Published 03 October 07 08:11 PM | Student Loan Girl 

Super-sizing isn’t just for combo meals anymore.

 

They’ve grown up with SUVs, Hummers, giant plasma TVs and, evidently, bigger beds—Gen Y’s all grown up and in college, and they like their non-digital amenities big.

 

This fall, colleges and universities across the country are attempting to answer the demands (and generally taller and larger bodies) of the millennial generation by upgrading their bed sizes on campus. Those Gen Y kids used to the comforts of double or queen-sized beds at home haven’t been too thrilled with the skinny singles that have been the dorm standard for decades.

 

Double beds, writes Valerie Strauss in the Washington Post, are part of schools’ array of tactics aimed at competing with off-campus housing to keep student on campus.
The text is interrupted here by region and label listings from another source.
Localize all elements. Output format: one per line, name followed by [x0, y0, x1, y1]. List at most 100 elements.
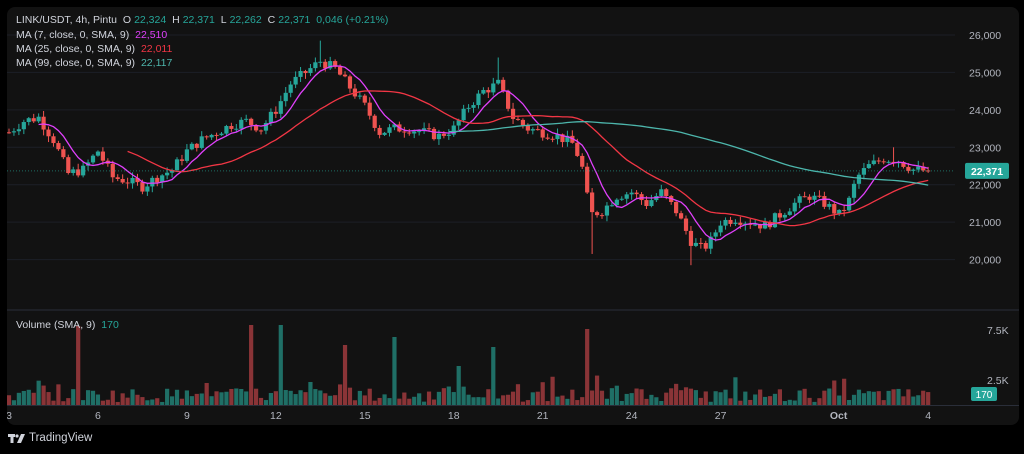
- volume-bar: [209, 396, 214, 405]
- volume-bar: [367, 388, 372, 405]
- candle-body: [372, 115, 377, 128]
- candle-body: [787, 211, 792, 215]
- volume-bar: [234, 388, 239, 405]
- candle-body: [846, 197, 852, 211]
- candle-body: [303, 71, 308, 74]
- volume-bar: [426, 391, 432, 405]
- candle-body: [61, 149, 66, 158]
- candle-body: [125, 182, 130, 184]
- volume-bar: [337, 384, 343, 405]
- candle-body: [688, 230, 694, 246]
- candle-body: [881, 161, 886, 163]
- price-badge-label: 22,371: [971, 166, 1003, 178]
- candle-body: [535, 129, 540, 131]
- candle-body: [792, 202, 797, 212]
- volume-bar: [253, 388, 259, 405]
- candle-body: [466, 107, 471, 109]
- volume-bar: [328, 395, 333, 405]
- volume-bar: [782, 401, 787, 405]
- volume-bar: [76, 326, 81, 405]
- volume-bar: [510, 391, 516, 405]
- volume-bar: [842, 378, 847, 405]
- candle-body: [456, 120, 461, 126]
- candle-body: [545, 137, 550, 139]
- candle-body: [446, 134, 451, 136]
- candle-body: [698, 242, 703, 244]
- ma25-legend[interactable]: MA (25, close, 0, SMA, 9) 22,011: [16, 42, 175, 56]
- candle-body: [337, 66, 343, 75]
- ma99-legend[interactable]: MA (99, close, 0, SMA, 9) 22,117: [16, 56, 175, 70]
- candle-body: [491, 83, 496, 93]
- candle-body: [46, 129, 51, 137]
- volume-badge: [971, 387, 997, 401]
- candle-body: [239, 119, 244, 129]
- volume-bar: [436, 391, 442, 405]
- volume-bar: [565, 398, 570, 405]
- candle-body: [36, 116, 41, 122]
- tradingview-branding[interactable]: TradingView: [8, 432, 92, 444]
- candle-body: [90, 155, 96, 163]
- volume-bar: [639, 389, 644, 405]
- volume-bar: [239, 388, 244, 405]
- volume-bar: [313, 389, 318, 405]
- candle-body: [313, 62, 318, 69]
- volume-bar: [871, 391, 876, 405]
- candle-body: [145, 186, 150, 192]
- candlestick-chart[interactable]: 26,000 25,000 24,000 23,000 22,000 21,000 20,0…: [7, 7, 1019, 425]
- volume-bar: [545, 401, 550, 405]
- volume-bar: [792, 400, 797, 405]
- y-tick-label: 26,000: [969, 30, 1001, 42]
- volume-bar: [26, 389, 31, 405]
- candle-body: [832, 204, 837, 214]
- volume-bar: [644, 398, 649, 405]
- candle-body: [377, 127, 382, 135]
- candle-body: [871, 160, 876, 165]
- y-tick-label: 25,000: [969, 67, 1001, 79]
- volume-bar: [837, 395, 842, 405]
- candle-body: [436, 133, 442, 140]
- candle-body: [268, 111, 274, 123]
- candle-body: [619, 198, 624, 200]
- candle-body: [120, 178, 125, 183]
- candle-body: [540, 129, 545, 138]
- candle-body: [392, 124, 397, 128]
- volume-bar: [604, 398, 610, 405]
- candle-body: [762, 222, 768, 229]
- ma7-legend[interactable]: MA (7, close, 0, SMA, 9) 22,510: [16, 28, 170, 42]
- candle-body: [342, 74, 348, 77]
- symbol-label: LINK/USDT, 4h, Pintu: [16, 14, 117, 26]
- volume-bar: [515, 384, 521, 405]
- candle-body: [150, 177, 155, 187]
- ohlc-close-key: C: [267, 14, 276, 26]
- candle-body: [921, 166, 926, 171]
- volume-badge-label: 170: [976, 390, 993, 401]
- volume-bar: [827, 388, 832, 405]
- volume-tick-label: 7.5K: [987, 325, 1009, 337]
- candle-body: [851, 183, 857, 198]
- volume-legend[interactable]: Volume (SMA, 9) 170: [16, 318, 122, 332]
- candle-body: [594, 212, 600, 216]
- candles: [7, 40, 931, 266]
- volume-bar: [723, 389, 728, 405]
- ma7-line: [38, 65, 929, 241]
- candle-body: [486, 89, 491, 93]
- volume-bar: [130, 389, 135, 405]
- volume-bar: [441, 388, 446, 405]
- volume-bar: [417, 393, 422, 405]
- volume-bar: [204, 383, 209, 405]
- candle-body: [402, 131, 407, 133]
- candle-body: [288, 84, 293, 93]
- volume-bar: [619, 400, 624, 405]
- candle-body: [130, 177, 135, 184]
- candle-body: [555, 134, 560, 140]
- volume-bar: [194, 393, 199, 405]
- volume-bar: [501, 395, 506, 405]
- candle-body: [802, 196, 807, 198]
- volume-bar: [120, 393, 125, 405]
- volume-bar: [817, 398, 822, 405]
- y-tick-label: 21,000: [969, 217, 1001, 229]
- ohlc-low-value: 22,262: [229, 14, 262, 26]
- volume-bar: [688, 388, 694, 405]
- candle-body: [115, 177, 120, 179]
- candle-body: [426, 128, 432, 130]
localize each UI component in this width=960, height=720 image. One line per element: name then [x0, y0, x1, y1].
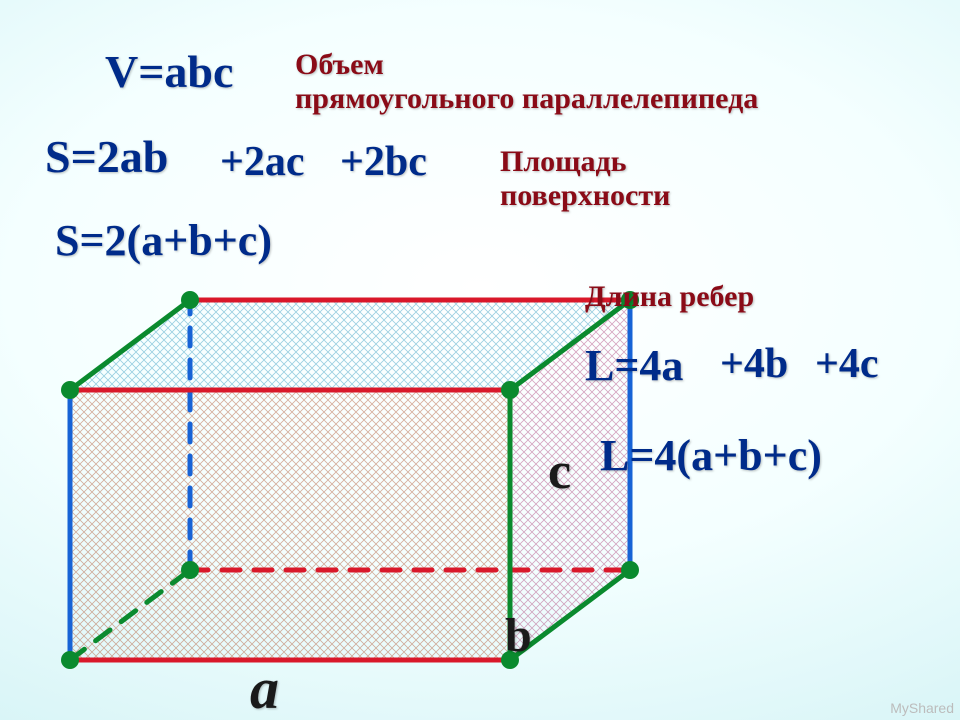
- surface-alt: S=2(a+b+c): [55, 215, 272, 266]
- dim-label-a: a: [250, 655, 279, 720]
- surface-term-1: S=2ab: [45, 130, 168, 183]
- edges-term-3: +4c: [815, 340, 879, 388]
- edges-term-1: L=4a: [585, 340, 683, 391]
- edges-alt: L=4(a+b+c): [600, 430, 822, 481]
- dim-label-c: c: [548, 442, 571, 501]
- surface-label-l2: поверхности: [500, 179, 670, 213]
- surface-term-2: +2ac: [220, 138, 305, 186]
- surface-label-l1: Площадь: [500, 145, 627, 179]
- watermark: MyShared: [890, 700, 954, 716]
- volume-label-l1: Объем: [295, 48, 384, 82]
- volume-formula: V=abc: [105, 45, 233, 98]
- volume-label-l2: прямоугольного параллелепипеда: [295, 82, 758, 116]
- surface-term-3: +2bc: [340, 138, 427, 186]
- dim-label-b: b: [505, 608, 532, 663]
- edges-term-2: +4b: [720, 340, 788, 388]
- edges-label: Длина ребер: [585, 280, 754, 314]
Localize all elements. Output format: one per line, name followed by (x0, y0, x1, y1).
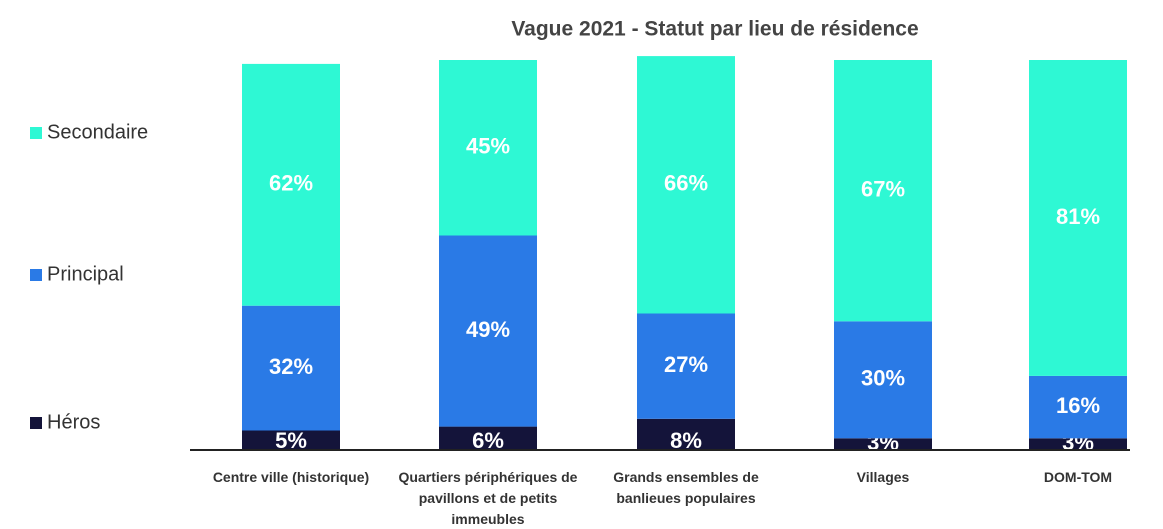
data-label: 27% (664, 352, 708, 377)
x-tick-label: DOM-TOM (1044, 469, 1112, 485)
legend-swatch (30, 127, 42, 139)
legend-label: Principal (47, 263, 124, 285)
data-label: 32% (269, 354, 313, 379)
bar-segment (637, 418, 735, 450)
data-label: 81% (1056, 204, 1100, 229)
x-tick-label: Quartiers périphériques de pavillons et d… (399, 469, 578, 527)
data-label: 67% (861, 176, 905, 201)
bar-segment (439, 235, 537, 427)
bar-segment (637, 56, 735, 314)
chart-title: Vague 2021 - Statut par lieu de résidenc… (511, 18, 918, 41)
bar-segment (1029, 438, 1127, 450)
bar-segment (834, 321, 932, 439)
legend-swatch (30, 417, 42, 429)
x-tick-label: Grands ensembles de banlieues populaires (613, 469, 759, 506)
x-tick-label: Villages (857, 469, 910, 485)
data-label: 66% (664, 171, 708, 196)
data-label: 45% (466, 134, 510, 159)
bar-segment (439, 60, 537, 236)
legend-label: Héros (47, 411, 100, 433)
bar-segment (242, 305, 340, 431)
x-tick-label: Centre ville (historique) (213, 469, 369, 485)
bar-segment (242, 63, 340, 306)
data-label: 30% (861, 366, 905, 391)
bar-segment (834, 438, 932, 450)
data-label: 16% (1056, 393, 1100, 418)
data-label: 6% (472, 428, 504, 453)
data-label: 5% (275, 428, 307, 453)
bar-segment (1029, 60, 1127, 376)
data-label: 49% (466, 317, 510, 342)
data-label: 62% (269, 171, 313, 196)
bar-segment (637, 313, 735, 419)
legend-swatch (30, 269, 42, 281)
bar-segment (1029, 375, 1127, 439)
bar-segment (439, 426, 537, 450)
legend-label: Secondaire (47, 121, 148, 143)
bar-segment (834, 60, 932, 322)
bar-segment (242, 430, 340, 450)
data-label: 8% (670, 428, 702, 453)
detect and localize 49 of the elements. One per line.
Some colleges are even implementing luxuries like maid service, in-room microwaves, and larger, renovated dorm rooms that can better accommodate the wider beds (“Students Can Rest Easy Now,” Sep. 18, 2007).

 

 

Size Does Matter

 

“The trend seems to be that there is more competition among different schools for the student body—I guess literally—with larger beds,” says Ryan Trainer, executive vice president of the nonprofit International Sleep Products Association.

 

Strauss writes about Elissa Robinson, now a senior at American University, who, “[a]ccustomed to sleeping on a queen-size, 60-by-80-inch water bed at home, … got a rude awakening when she headed off to college: a twin-size bed, somewhere around 38-by-75 inches, with a mattress that had seen better days.”

 

After three years of dealing with the twin bed, Robinson received a double bed from AU for her senior year. “[T]his is much, much better,” Robinson says. “It’s where I sleep, do my homework and everything else. It’s just more of an adult thing to have a bigger bed.”

 

 

Bigger is Better

 

College campuses have traditionally plagued their dorm denizens with the modest twin mattress that many students these days haven’t seen since elementary school, if at all.

 

“Many of them are not coming from single beds,” says Rick Treter, director of residence life at AU. “Many come from doubles and queens, so they have to readjust to living on the single bed.”

 

AU made its move to double beds, Strauss reports, after receiving complaints from students that the twin beds were “too small and too childish.”

 

The University of North Carolina at Greensboro has also started providing double beds for its on-campus students in response to feedback from focus groups and student requests for larger beds.

 

UNCG students characterized twin beds as “too small and uncomfortable,” says Mary L. Hummel, the director of housing and residence life. The new doubles “accommodate students more comfortably, especially taller students, and better meet student needs.”

 

Though college administrators may not know for a few semesters if their efforts to entice students back to on-campus housing will prove successful, initial feedback on the bigger beds has been nothing but positive.

 

“It’s amazing,” says AU sophomore Matt Valdivia. “Now I can be alive and fit on the bed in every direction.”